New Service Delivery Channels
As technology evolves, the traditional model for customer habits and purchases changes. Being available 9am to 5pm, Monday to Friday is no longer enough. In the internet age, customers expect to be able to do business 7 days a week, 24 hours per day. By combining and examining all customer transactions, across all channels used, businesses can better understand their customers in order to serve them better.
What is BI?
BI can help companies to easily interpret even the largest data sets, render actionable information to end users and support them in making more informed business decisions.

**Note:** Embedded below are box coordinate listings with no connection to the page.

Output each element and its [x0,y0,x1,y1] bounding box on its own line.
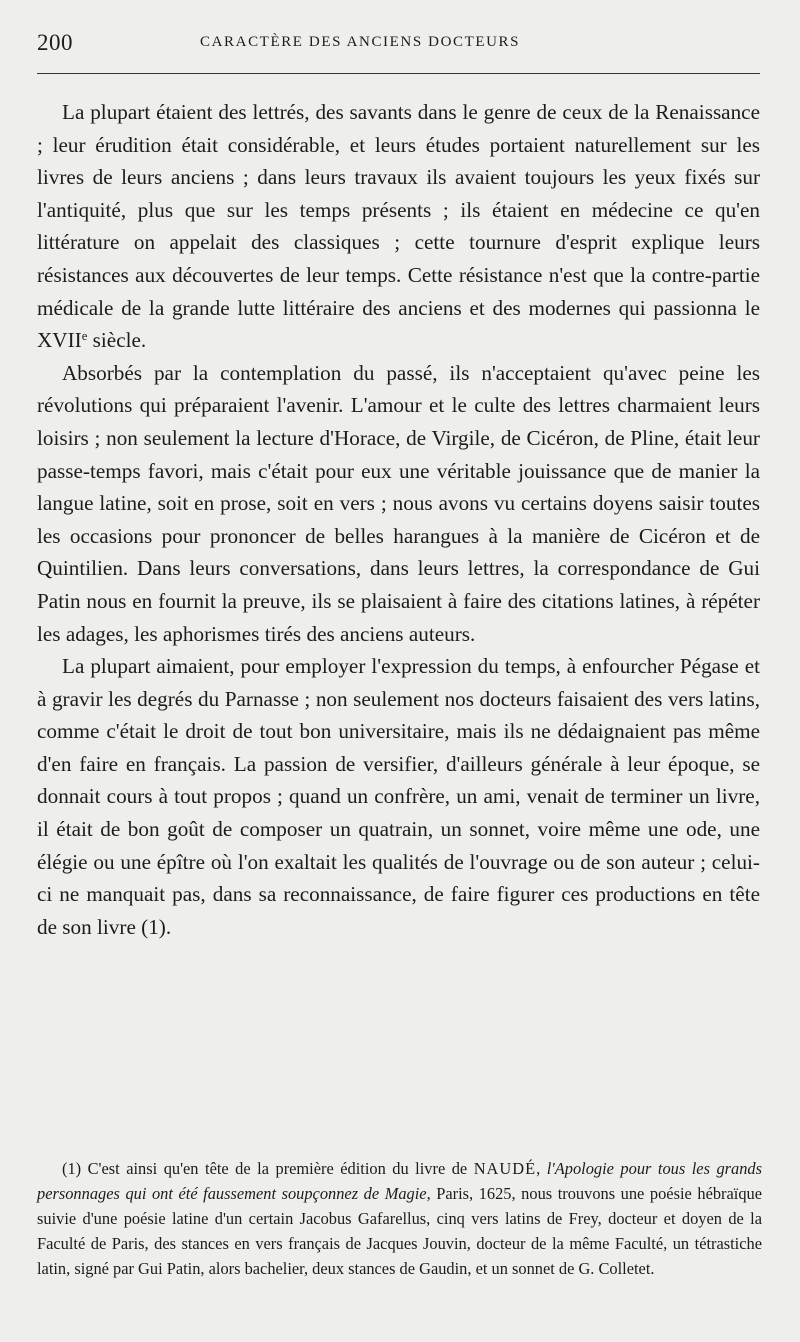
footnote-book-title: l'Apologie pour tous les grands personnages qui ont été faussement soupçonnez de Magie [37,1159,762,1204]
footnote-author: NAUDÉ [473,1159,537,1179]
main-text [37,96,760,943]
header-rule [37,73,760,74]
century-numeral: XVII [37,328,82,353]
paragraph-1 [37,96,760,357]
paragraph-2: Absorbés par la contemplation du passé, ils n'acceptaient qu'avec peine les révolutions qui préparaient l'avenir. L'amour et le culte des lettres charmaient leurs loisirs ; non seulement la lecture d'Horace, de Virgile, de Cicéron, de Pline, était leur passe-temps favori, mais c'était pour eux une véritable jouissance que de manier la langue latine, soit en prose, soit en vers ; nous avons vu certains doyens saisir toutes les occasions pour prononcer de belles harangues à la manière de Cicéron et de Quintilien. Dans leurs conversations, dans leurs lettres, la correspondance de Gui Patin nous en fournit la preuve, ils se plaisaient à faire des citations latines, à répéter les adages, les aphorismes tirés des anciens auteurs. [37,360,760,646]
footnote-rest: , Paris, 1625, nous trouvons une poésie hébraïque suivie d'une poésie latine d'un certain Jacobus Gafarellus, cinq vers latins de Frey, docteur et doyen de la Faculté de Paris, des stances en vers français de Jacques Jouvin, docteur de la même Faculté, un tétrastiche latin, signé par Gui Patin, alors bachelier, deux stances de Gaudin, et un sonnet de G. Colletet. [37,1184,762,1278]
footnote [37,1157,762,1281]
paragraph-3: La plupart aimaient, pour employer l'expression du temps, à enfourcher Pégase et à gravir les degrés du Parnasse ; non seulement nos docteurs faisaient des vers latins, comme c'était le droit de tout bon universitaire, mais ils ne dédaignaient pas même d'en faire en français. La passion de versifier, d'ailleurs générale à leur époque, se donnait cours à tout propos ; quand un confrère, un ami, venait de terminer un livre, il était de bon goût de composer un quatrain, un sonnet, voire même une ode, une élégie ou une épître où l'on exaltait les qualités de l'ouvrage ou de son auteur ; celui-ci ne manquait pas, dans sa reconnaissance, de faire figurer ces productions en tête de son livre (1). [37,654,760,939]
paragraph-1-text: La plupart étaient des lettrés, des savants dans le genre de ceux de la Renaissance ; leur érudition était considérable, et leurs études portaient naturellement sur les livres de leurs anciens ; dans leurs travaux ils avaient toujours les yeux fixés sur l'antiquité, plus que sur les temps présents ; ils étaient en médecine ce qu'en littérature on appelait des classiques ; cette tournure d'esprit explique leurs résistances aux découvertes de leur temps. Cette résistance n'est que la contre-partie médicale de la grande lutte littéraire des anciens et des modernes qui passionna le [37,100,760,320]
page-number: 200 [37,30,73,55]
running-title: CARACTÈRE DES ANCIENS DOCTEURS [200,34,521,50]
running-head [37,28,760,64]
century-superscript: e [81,329,88,344]
footnote-lead: (1) C'est ainsi qu'en tête de la première édition du livre de [62,1159,474,1179]
footnote-comma: , [536,1159,547,1179]
paragraph-1-end: siècle. [87,328,147,353]
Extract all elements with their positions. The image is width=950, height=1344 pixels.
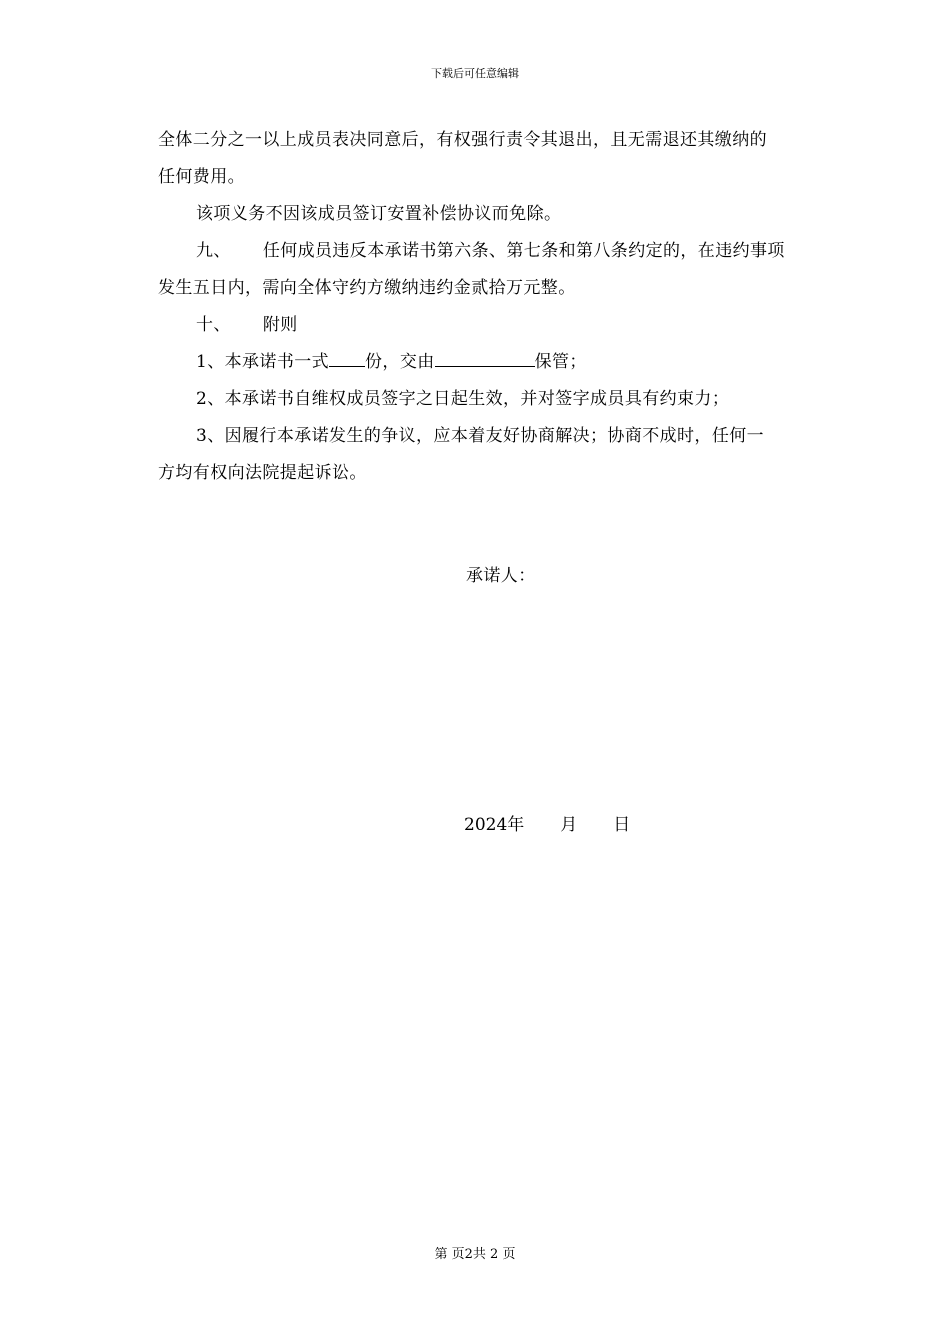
date-line	[464, 813, 630, 837]
paragraph-line: 该项义务不因该成员签订安置补偿协议而免除。	[196, 204, 562, 224]
clause-title: 附则	[262, 315, 298, 335]
date-day: 日	[613, 815, 631, 835]
item-text: 保管；	[534, 352, 587, 372]
paragraph-line: 全体二分之一以上成员表决同意后，有权强行责令其退出，且无需退还其缴纳的	[158, 130, 767, 150]
date-month: 月	[560, 815, 578, 835]
paragraph-line: 任何费用。	[158, 167, 245, 187]
clause-ten	[158, 307, 842, 344]
appendix-item-3: 3、因履行本承诺发生的争议，应本着友好协商解决；协商不成时，任何一	[196, 426, 765, 446]
item-text: 1、本承诺书一式	[196, 352, 330, 372]
copies-blank	[329, 348, 365, 367]
paragraph-line: 方均有权向法院提起诉讼。	[158, 463, 367, 483]
custodian-blank	[435, 348, 535, 367]
page-header: 下载后可任意编辑	[431, 67, 519, 80]
clause-text: 任何成员违反本承诺书第六条、第七条和第八条约定的，在违约事项	[262, 241, 785, 261]
clause-nine	[158, 233, 842, 270]
signature-label: 承诺人：	[466, 566, 536, 586]
clause-number: 十、	[196, 315, 231, 335]
document-body	[158, 122, 842, 492]
paragraph-line: 发生五日内，需向全体守约方缴纳违约金贰拾万元整。	[158, 278, 576, 298]
item-text: 份，交由	[365, 352, 435, 372]
appendix-item-2: 2、本承诺书自维权成员签字之日起生效，并对签字成员具有约束力；	[196, 389, 730, 409]
page-footer: 第 页2共 2 页	[434, 1247, 516, 1262]
appendix-item-1	[158, 344, 842, 381]
clause-number: 九、	[196, 241, 231, 261]
date-year: 2024年	[464, 815, 525, 835]
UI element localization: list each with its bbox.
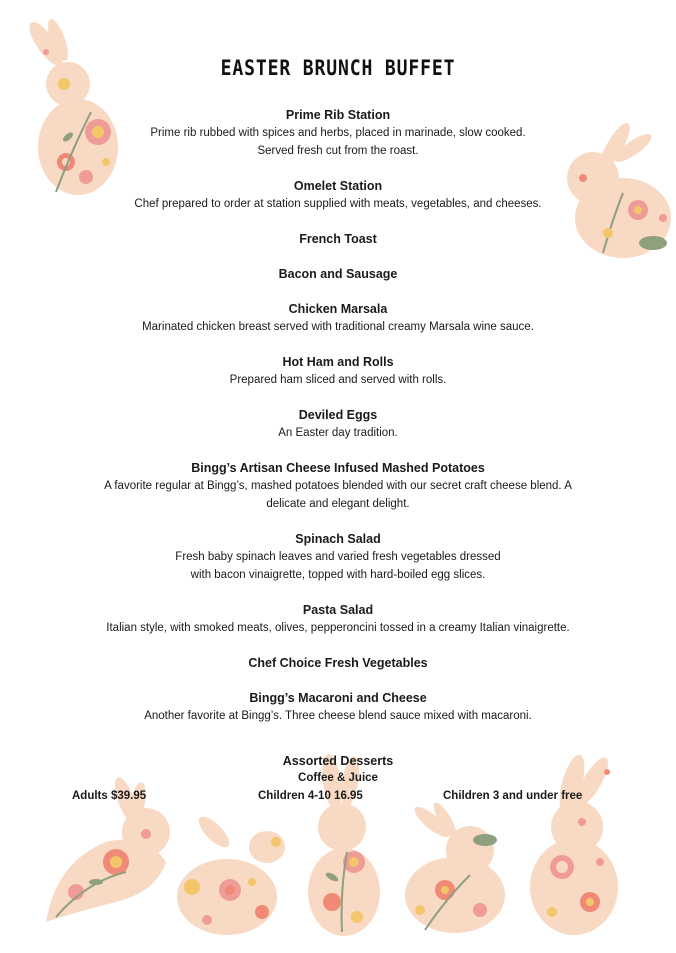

BI encompasses the set of strategies, technologies, applications, data, and processes used by an organization and supports in data analysis, demonstration, and propagation of business information. It combines the external data derived from the market with the internal data obtained from the company and creates an “intelligence” that cannot be reaped from any singular set of data.
In short, BI helps enterprises to make effective business operational and strategic decisions. In today’s hyper competitive market place it is a vital tool for staying one step ahead of the competition.
Why you should use DW with your BI
BI tools can help your company to get game changing insights from your business data. But BIs can only be effective if the data they are provided with is clean, clear and decipherable. This is where the DW comes in.
By gathering data from multiple sources and departments and preparing it for analysis within a BI, DWs help your BI tool to provide even greater insight into the data that you already own. Without this step in the process, your business could end up making decision based off data that is incomplete or even plain wrong. With a smart data warehouse and an integrated BI tool, you can literally go from raw data to insights in minutes.